In the early 1980s, the Philadelphia 76ers were one of the greatest teams in NBA history. The center of the team was Moses Malone, voted Most Valuable Player in the league. He dominated the paint, averaging twenty-five points and fifteen rebounds per game. The power forward was Julius Erving, a future Hall of Famer, who pioneered the modern style of basketball play with his elegant drives and extravagant slam dunks. In the backcourt were Andrew Toney—his accurate jump shot was a constant offensive threat—and Maurice Cheeks, one of the league leaders in assists and steals.

The 76ers entered the 1982 playoffs with the best record in the NBA. Before the first round of the postseason, a reporter asked Malone what the 76ers thought of their competition. His answer made headlines: "Four, four, four," he said, suggesting that the team would sweep all of their opponents. That had never been done before.

Malone's audacious prediction wasn't far off. During the playoffs, the 76ers' team was like a scoring machine. The offense ran through Malone in the post, but if Malone was double-teamed he simply had to swing the ball over to Erving or kick it out to Toney for a jumper. At times, the players seemed to be incapable of missing shots. On their way to the championship, the 76ers lost one game only, in the second round to Milwaukee. A slightly amended version of Malone's prediction was inscribed on the championship rings: "Fo, five, fo." It was one of the most dominant team performances in basketball history.

While the 76ers were prevailing in the postseason, the psychologists Amos Tversky and Thomas Gilovich were thinking about the imperfections of the human mind. Tversky would later recall watching the NBA games and hearing the television announcers talk about various kinds of streaks. For instance, the sportscasters alluded to the "hot hand" of Julius Erving and said that Andrew Toney was "in the zone." By the time the 76ers reached the NBA finals, the temperature of the team had become a cliché. How could they possibly lose when they were on such a roll?

But all this talk of hot hands and streaks made Tversky and Gilovich curious. Had Moses Malone really become so unstoppable? Could Andrew Toney really not miss a shot? Were the 76ers really as invincible as everyone said? So Tversky and Gilovich decided to conduct a little research experiment. Their question was simple: do players make more shots when they are hot, or do people just
imagine
that they make more shots? In other words, is the hot hand a real phenomenon?
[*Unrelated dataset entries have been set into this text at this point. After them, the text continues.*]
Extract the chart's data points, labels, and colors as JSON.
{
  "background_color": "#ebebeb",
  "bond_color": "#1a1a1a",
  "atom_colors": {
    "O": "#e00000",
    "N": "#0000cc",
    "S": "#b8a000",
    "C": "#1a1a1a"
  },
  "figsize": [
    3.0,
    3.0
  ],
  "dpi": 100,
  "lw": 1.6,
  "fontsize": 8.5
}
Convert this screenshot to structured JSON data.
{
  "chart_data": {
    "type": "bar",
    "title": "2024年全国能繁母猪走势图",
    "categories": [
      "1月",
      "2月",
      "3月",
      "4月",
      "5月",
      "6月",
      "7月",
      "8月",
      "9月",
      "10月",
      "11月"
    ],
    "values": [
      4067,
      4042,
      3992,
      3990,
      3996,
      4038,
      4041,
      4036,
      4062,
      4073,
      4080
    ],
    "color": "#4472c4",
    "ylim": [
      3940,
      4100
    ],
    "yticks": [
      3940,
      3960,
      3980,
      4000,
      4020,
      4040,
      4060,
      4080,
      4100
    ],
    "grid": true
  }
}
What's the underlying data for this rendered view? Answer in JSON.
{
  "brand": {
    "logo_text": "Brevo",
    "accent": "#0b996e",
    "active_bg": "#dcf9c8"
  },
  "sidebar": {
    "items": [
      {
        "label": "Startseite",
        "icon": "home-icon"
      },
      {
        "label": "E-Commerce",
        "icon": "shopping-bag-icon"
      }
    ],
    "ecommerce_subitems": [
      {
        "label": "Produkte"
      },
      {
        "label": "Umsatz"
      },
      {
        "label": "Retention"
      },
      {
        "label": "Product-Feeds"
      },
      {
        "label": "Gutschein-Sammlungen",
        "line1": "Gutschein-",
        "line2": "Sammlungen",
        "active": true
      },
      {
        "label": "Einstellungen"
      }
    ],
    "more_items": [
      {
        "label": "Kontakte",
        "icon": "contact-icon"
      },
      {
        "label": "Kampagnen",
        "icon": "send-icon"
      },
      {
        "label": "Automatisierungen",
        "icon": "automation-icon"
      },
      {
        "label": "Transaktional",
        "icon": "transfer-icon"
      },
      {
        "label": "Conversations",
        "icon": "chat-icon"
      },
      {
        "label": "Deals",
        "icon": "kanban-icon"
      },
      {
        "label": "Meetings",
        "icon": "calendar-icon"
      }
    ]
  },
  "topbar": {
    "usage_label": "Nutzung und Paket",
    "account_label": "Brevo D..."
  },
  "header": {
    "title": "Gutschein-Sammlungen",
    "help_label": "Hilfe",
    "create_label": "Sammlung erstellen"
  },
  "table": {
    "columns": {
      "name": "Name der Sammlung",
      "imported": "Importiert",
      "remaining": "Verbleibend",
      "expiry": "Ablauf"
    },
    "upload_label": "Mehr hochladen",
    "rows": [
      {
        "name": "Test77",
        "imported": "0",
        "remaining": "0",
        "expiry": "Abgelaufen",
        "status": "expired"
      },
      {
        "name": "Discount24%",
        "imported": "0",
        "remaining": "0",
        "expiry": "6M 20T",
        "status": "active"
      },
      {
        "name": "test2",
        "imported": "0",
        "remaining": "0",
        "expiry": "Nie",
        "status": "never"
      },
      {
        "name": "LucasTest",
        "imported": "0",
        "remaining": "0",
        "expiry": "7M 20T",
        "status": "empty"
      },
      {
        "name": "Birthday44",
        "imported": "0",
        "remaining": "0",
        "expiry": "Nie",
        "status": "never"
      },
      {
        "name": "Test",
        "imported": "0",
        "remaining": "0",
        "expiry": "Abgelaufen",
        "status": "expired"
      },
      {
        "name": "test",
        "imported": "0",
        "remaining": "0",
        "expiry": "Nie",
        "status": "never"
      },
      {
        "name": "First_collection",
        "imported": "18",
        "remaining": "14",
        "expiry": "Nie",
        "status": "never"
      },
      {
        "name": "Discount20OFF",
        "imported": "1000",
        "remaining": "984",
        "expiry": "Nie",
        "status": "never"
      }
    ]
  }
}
Tversky and Gilovich began the investigation by sifting through years of 76er statistics. They looked at every single shot taken by every single player and then recorded if that shot had been preceded by a string of hits or misses. (The 76ers were one of the few NBA teams that kept track of the order in which shots were taken.) If the hot hand was a real phenomenon, then a hot player should have a higher field-goal percentage after making several previous shots. The streak should elevate his game.
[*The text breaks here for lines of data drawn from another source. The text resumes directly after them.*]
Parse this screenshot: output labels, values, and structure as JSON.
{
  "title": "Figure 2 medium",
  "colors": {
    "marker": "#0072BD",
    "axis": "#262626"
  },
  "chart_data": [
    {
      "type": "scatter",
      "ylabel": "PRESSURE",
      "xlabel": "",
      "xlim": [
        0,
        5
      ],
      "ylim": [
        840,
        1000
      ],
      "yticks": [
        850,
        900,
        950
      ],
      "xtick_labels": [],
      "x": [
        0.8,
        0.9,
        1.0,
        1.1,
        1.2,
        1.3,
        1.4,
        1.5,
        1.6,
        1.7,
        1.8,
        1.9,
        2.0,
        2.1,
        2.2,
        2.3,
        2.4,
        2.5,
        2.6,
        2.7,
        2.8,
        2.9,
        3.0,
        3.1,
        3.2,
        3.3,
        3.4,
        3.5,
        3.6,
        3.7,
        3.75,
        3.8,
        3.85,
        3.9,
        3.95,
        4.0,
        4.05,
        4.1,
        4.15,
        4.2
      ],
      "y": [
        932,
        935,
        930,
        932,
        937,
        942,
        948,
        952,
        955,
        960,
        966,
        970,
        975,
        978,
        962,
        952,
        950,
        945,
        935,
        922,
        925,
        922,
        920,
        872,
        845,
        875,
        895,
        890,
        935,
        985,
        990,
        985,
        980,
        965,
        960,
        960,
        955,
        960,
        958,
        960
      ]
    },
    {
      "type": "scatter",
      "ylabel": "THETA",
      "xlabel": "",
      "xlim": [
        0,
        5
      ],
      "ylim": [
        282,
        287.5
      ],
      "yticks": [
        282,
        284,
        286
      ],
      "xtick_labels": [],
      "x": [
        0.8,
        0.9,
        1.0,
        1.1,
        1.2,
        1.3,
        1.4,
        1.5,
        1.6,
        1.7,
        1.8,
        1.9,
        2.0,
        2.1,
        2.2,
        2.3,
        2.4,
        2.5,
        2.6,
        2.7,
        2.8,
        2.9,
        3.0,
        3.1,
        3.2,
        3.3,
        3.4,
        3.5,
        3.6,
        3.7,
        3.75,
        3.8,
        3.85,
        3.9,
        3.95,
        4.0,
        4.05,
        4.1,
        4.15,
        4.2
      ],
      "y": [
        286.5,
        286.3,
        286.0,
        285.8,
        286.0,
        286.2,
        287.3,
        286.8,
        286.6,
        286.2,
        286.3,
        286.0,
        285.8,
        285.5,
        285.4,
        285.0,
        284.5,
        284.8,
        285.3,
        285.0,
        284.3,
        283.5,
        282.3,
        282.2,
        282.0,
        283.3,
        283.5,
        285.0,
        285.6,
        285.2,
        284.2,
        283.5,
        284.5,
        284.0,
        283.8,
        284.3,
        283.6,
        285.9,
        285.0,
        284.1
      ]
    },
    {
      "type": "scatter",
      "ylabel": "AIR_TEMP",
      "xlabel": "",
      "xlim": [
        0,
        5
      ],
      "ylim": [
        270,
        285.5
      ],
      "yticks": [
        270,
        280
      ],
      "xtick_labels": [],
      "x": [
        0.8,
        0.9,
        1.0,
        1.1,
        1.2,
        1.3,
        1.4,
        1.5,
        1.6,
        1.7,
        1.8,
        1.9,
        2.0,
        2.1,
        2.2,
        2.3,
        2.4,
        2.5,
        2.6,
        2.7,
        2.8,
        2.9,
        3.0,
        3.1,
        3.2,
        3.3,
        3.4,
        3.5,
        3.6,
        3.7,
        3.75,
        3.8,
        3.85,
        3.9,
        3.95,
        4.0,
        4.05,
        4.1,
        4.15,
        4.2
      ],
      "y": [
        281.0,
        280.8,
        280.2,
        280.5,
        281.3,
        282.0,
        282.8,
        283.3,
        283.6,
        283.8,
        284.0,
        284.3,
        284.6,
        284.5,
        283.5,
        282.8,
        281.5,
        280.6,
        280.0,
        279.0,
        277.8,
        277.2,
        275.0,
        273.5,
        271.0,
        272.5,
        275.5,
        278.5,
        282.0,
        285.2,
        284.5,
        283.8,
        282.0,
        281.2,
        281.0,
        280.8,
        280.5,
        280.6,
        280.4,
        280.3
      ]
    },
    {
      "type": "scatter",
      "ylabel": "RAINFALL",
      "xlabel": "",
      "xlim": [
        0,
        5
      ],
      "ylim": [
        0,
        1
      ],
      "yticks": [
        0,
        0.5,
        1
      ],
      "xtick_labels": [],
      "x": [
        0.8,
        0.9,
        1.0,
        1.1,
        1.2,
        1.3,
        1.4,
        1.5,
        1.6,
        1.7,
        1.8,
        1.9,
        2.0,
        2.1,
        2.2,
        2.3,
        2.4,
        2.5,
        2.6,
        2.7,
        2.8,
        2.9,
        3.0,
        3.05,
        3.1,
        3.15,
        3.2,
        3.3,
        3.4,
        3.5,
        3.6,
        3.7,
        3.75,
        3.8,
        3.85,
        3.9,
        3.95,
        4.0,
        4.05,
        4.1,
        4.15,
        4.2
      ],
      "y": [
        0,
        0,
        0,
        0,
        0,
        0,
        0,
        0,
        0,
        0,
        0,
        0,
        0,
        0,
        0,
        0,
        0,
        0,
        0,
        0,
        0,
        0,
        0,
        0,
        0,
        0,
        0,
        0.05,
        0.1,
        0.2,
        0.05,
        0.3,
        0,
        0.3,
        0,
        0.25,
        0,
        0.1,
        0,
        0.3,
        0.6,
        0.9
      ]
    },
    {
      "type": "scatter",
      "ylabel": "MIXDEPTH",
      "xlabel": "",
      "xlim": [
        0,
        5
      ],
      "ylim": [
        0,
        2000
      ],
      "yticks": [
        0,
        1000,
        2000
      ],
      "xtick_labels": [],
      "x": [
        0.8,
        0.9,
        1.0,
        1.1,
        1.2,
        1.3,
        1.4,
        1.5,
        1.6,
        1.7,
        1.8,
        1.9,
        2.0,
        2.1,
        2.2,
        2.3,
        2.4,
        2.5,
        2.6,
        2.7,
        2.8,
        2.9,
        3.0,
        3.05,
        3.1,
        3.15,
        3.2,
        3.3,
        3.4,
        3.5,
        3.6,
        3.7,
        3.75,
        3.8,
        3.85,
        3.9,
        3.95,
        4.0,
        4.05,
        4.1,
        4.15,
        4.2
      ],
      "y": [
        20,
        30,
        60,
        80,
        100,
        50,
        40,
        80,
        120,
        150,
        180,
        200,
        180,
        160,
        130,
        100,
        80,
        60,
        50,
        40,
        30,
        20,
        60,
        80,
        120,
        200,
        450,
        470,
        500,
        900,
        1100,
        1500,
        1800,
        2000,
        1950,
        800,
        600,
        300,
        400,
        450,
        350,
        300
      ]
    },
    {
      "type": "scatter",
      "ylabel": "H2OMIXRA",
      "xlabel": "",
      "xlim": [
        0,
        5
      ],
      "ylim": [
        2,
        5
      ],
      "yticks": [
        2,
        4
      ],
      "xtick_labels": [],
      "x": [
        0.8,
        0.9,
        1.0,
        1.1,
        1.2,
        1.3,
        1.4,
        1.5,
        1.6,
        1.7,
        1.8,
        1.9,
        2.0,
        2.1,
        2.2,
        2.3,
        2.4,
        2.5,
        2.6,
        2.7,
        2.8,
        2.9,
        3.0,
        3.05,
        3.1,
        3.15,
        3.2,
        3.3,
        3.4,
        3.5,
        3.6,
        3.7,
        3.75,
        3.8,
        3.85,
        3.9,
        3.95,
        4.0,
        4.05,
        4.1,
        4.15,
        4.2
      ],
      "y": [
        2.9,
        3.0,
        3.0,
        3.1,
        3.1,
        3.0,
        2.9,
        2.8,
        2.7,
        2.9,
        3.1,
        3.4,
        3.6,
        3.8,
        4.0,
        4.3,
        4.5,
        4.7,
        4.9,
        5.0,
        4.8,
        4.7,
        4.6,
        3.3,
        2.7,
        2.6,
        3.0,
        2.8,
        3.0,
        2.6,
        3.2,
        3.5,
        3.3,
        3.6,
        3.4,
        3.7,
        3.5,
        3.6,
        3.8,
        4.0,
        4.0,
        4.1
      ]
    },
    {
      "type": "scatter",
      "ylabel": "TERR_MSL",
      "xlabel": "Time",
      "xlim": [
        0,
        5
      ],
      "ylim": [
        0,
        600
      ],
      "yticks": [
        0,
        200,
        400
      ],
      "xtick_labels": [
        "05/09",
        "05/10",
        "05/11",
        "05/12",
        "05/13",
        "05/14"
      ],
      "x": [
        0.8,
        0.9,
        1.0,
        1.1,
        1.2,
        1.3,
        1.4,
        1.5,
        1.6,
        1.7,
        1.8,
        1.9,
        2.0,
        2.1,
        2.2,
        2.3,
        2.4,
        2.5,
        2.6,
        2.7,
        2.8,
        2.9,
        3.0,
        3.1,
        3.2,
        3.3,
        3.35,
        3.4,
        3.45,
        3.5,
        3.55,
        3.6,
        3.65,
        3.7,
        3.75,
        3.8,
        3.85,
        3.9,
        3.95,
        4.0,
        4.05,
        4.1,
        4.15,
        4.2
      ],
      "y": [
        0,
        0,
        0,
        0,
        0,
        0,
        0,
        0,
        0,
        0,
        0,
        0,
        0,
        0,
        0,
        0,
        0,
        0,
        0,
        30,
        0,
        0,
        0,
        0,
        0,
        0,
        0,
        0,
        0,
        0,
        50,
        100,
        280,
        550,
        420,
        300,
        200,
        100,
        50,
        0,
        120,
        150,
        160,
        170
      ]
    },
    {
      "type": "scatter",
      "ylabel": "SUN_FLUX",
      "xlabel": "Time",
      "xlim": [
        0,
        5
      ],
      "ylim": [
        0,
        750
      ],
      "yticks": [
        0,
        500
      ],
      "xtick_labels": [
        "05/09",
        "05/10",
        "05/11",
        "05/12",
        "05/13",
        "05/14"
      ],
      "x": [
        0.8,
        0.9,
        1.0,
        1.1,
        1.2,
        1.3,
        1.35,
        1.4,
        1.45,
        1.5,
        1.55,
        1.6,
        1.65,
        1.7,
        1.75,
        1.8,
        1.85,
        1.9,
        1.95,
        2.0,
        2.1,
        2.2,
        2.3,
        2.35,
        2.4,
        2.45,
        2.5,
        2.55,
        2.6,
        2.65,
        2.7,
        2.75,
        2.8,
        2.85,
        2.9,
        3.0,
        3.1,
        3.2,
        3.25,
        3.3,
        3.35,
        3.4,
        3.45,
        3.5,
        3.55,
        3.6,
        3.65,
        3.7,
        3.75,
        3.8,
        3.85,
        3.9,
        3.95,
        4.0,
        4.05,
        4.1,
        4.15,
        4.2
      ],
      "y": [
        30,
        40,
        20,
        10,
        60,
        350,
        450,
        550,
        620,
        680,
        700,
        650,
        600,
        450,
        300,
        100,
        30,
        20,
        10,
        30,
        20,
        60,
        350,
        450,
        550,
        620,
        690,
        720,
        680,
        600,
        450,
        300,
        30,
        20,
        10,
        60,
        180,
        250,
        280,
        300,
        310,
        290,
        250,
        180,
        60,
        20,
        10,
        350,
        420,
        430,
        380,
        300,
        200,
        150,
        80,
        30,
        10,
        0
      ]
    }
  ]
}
So what did the scientists find? There was absolutely no evidence of the hot hand. A player's chance of making a shot was not affected by whether or not his previous shots had gone in. Each field-goal attempt was its own independent event. The short runs experienced by the 76ers were no different than the short runs that naturally emerge from any random process. Taking a jumper was like flipping a coin. The streaks were a figment of the imagination.